In March 1799, the Prince of Vaudémont served in the army of Archduke Charles, Duke of Teschen in Swabia. He commanded a brigade that consisted of the Kaiser Cuirassier Regiment Nr. 1 and the Duke Albert Cuirassier Regiment Nr. 3. He was successful leading his cavalry at the Battle of Stockach on 25 March 1799. He commanded an infantry division at the First Battle of Zurich on 4–7 June 1799. For his good leadership at Zurich, Archduke Charles wrote a letter of commendation to Emperor Francis. At Zurich, Vaudémont's division included two battalions each of the Kaiser Infantry Regiment Nr. 1 and Gemmingen Infantry Regiment Nr. 21, two squadrons of the Waldeck Dragoon Regiment Nr. 7, and one squadron of the Motschlitz Uhlan Regiment Nr. 1.
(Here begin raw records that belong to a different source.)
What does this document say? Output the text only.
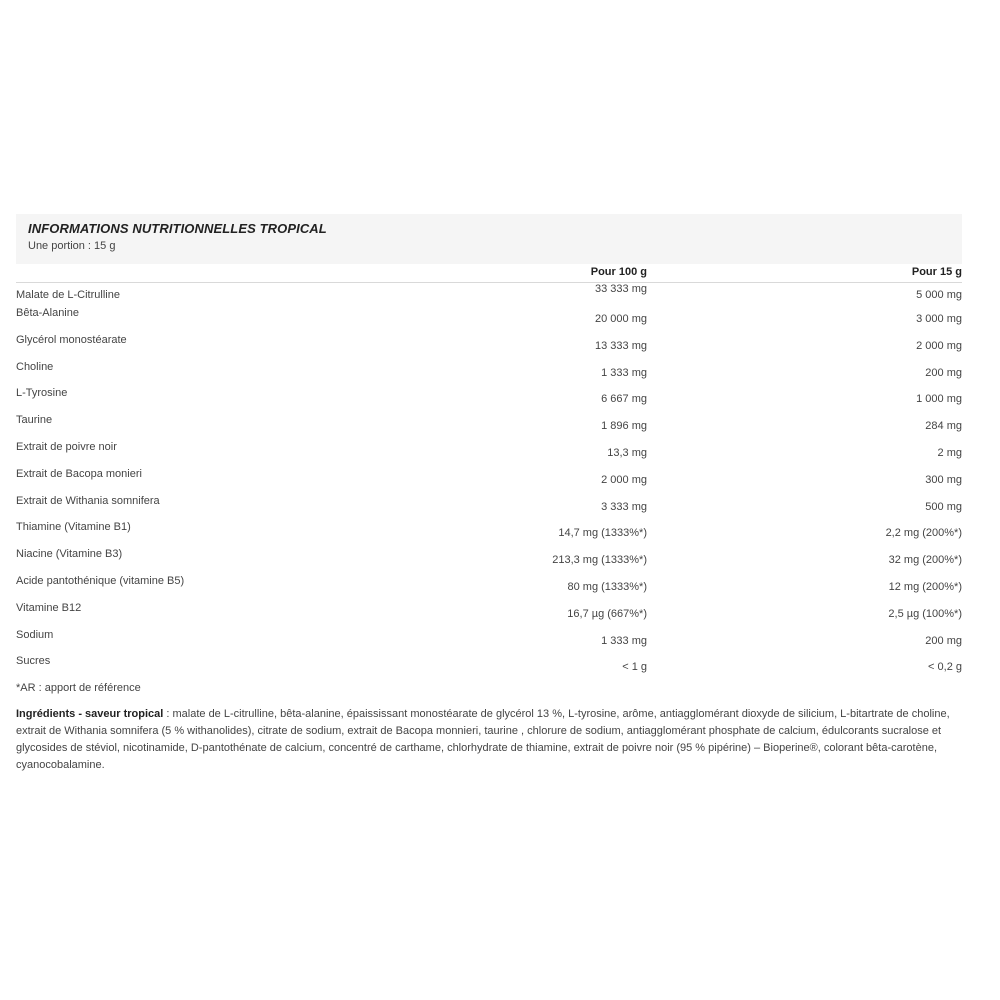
INFORMATIONS NUTRITIONNELLES TROPICAL
Une portion : 15 g
Pour 100 g	Pour 15 g
Malate de L-Citrulline	33 333 mg	5 000 mg
Bêta-Alanine	20 000 mg	3 000 mg
Glycérol monostéarate	13 333 mg	2 000 mg
Choline	1 333 mg	200 mg
L-Tyrosine	6 667 mg	1 000 mg
Taurine	1 896 mg	284 mg
Extrait de poivre noir	13,3 mg	2 mg
Extrait de Bacopa monieri	2 000 mg	300 mg
Extrait de Withania somnifera	3 333 mg	500 mg
Thiamine (Vitamine B1)	14,7 mg (1333%*)	2,2 mg (200%*)
Niacine (Vitamine B3)	213,3 mg (1333%*)	32 mg (200%*)
Acide pantothénique (vitamine B5)	80 mg (1333%*)	12 mg (200%*)
Vitamine B12	16,7 µg (667%*)	2,5 µg (100%*)
Sodium	1 333 mg	200 mg
Sucres	< 1 g	< 0,2 g
*AR : apport de référence
Ingrédients - saveur tropical : malate de L-citrulline, bêta-alanine, épaississant monostéarate de glycérol 13 %, L-tyrosine, arôme, antiagglomérant dioxyde de silicium, L-bitartrate de choline, extrait de Withania somnifera (5 % withanolides), citrate de sodium, extrait de Bacopa monnieri, taurine , chlorure de sodium, antiagglomérant phosphate de calcium, édulcorants sucralose et glycosides de stéviol, nicotinamide, D-pantothénate de calcium, concentré de carthame, chlorhydrate de thiamine, extrait de poivre noir (95 % pipérine) – Bioperine®, colorant bêta-carotène, cyanocobalamine.
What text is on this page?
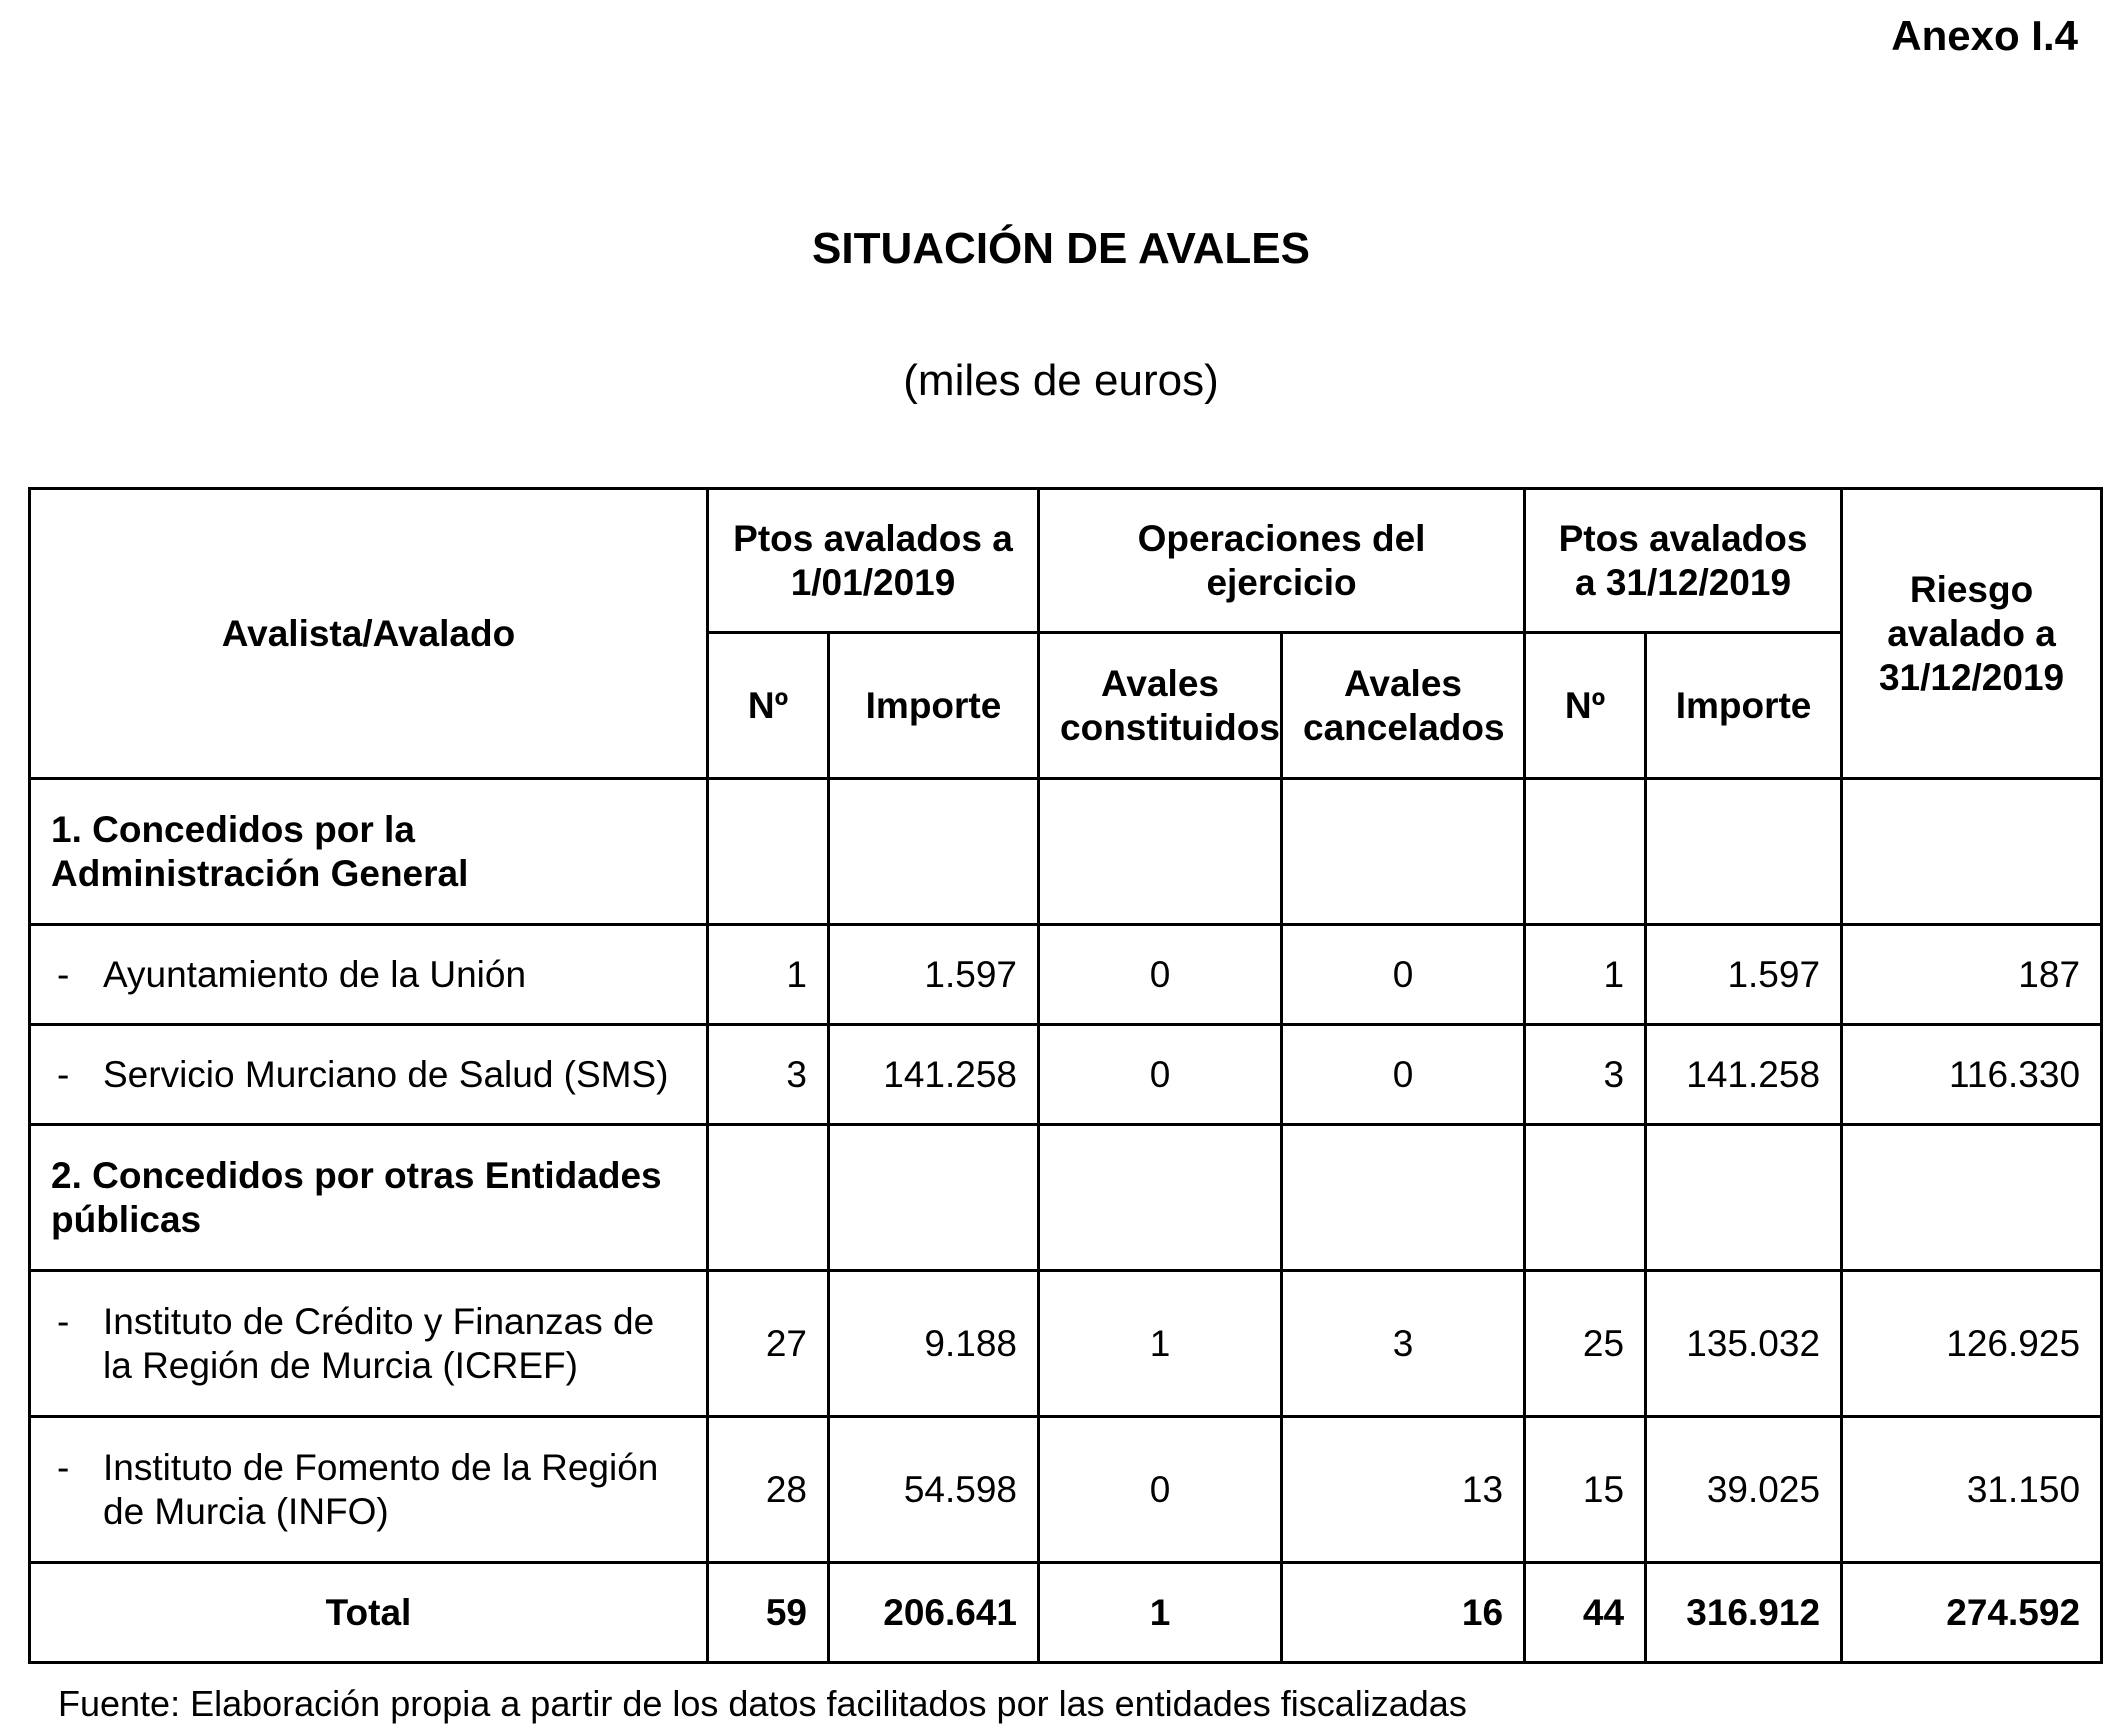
Anexo I.4
SITUACIÓN DE AVALES
(miles de euros)
Avalista/Avalado	Ptos avalados a 1/01/2019		Operaciones del ejercicio		Ptos avalados a 31/12/2019		Riesgo avalado a 31/12/2019
	Nº	Importe	Avales constituidos	Avales cancelados	Nº	Importe	
1. Concedidos por la Administración General							

- Ayuntamiento de la Unión	1	1.597	0	0	1	1.597	187

- Servicio Murciano de Salud (SMS)	3	141.258	0	0	3	141.258	116.330
2. Concedidos por otras Entidades públicas							

- Instituto de Crédito y Finanzas de la Región de Murcia (ICREF)	27	9.188	1	3	25	135.032	126.925

- Instituto de Fomento de la Región de Murcia (INFO)	28	54.598	0	13	15	39.025	31.150
Total	59	206.641	1	16	44	316.912	274.592
Fuente: Elaboración propia a partir de los datos facilitados por las entidades fiscalizadas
In the 1800 campaign, Paul Kray commanded the army in Swabia. In the Battles of Stockach and Engen on 3 May 1800, Jean Victor Marie Moreau managed to concentrate 84,000 French troops against 72,000 Austrians. At Engen the main armies fought to a draw, but at Stockach the French massed 20,000 men under Claude Lecourbe against the Prince of Vaudémont's 12,000 Austrians. Lecourbe defeated him and drove the Austrians out of Stockach, capturing its supply base. This event convinced Kray to retreat. Two days later at the Battle of Messkirch the two armies clashed again. Kray posted Vaudémont on his left flank to hold the town of Messkirch supported by strong artillery batteries. A French division led by Joseph Montrichard made a frontal assault but was repulsed. Later, Montrichard's division returned to the attack from the south, together with a second division under Dominique Vandamme that struck from the southeast. Finally, Vaudémont abandoned Messkirch when he was outflanked. Kray withdrew his army to Sigmaringen that night.

==Later career==
On 7 October 1803, Emperor Francis appointed the Prince of Vaudémont the second inhaber of Kaiser Cuirassier Regiment Nr. 1. In 1805, he commanded a cavalry division in the Army of Italy under Archduke Charles. He fought at the Battle of Caldiero on 29–31 October 1805. His division was made up of the Levenehr Dragoon Regiment Nr. 4 and the Savoy Dragoon Regiment Nr. 5. Each regiment had eight squadrons. He was promoted General der Kavallerie on 22 January 1808. Vaudémont died at Szeged in the Kingdom of Hungary on 29 March 1812.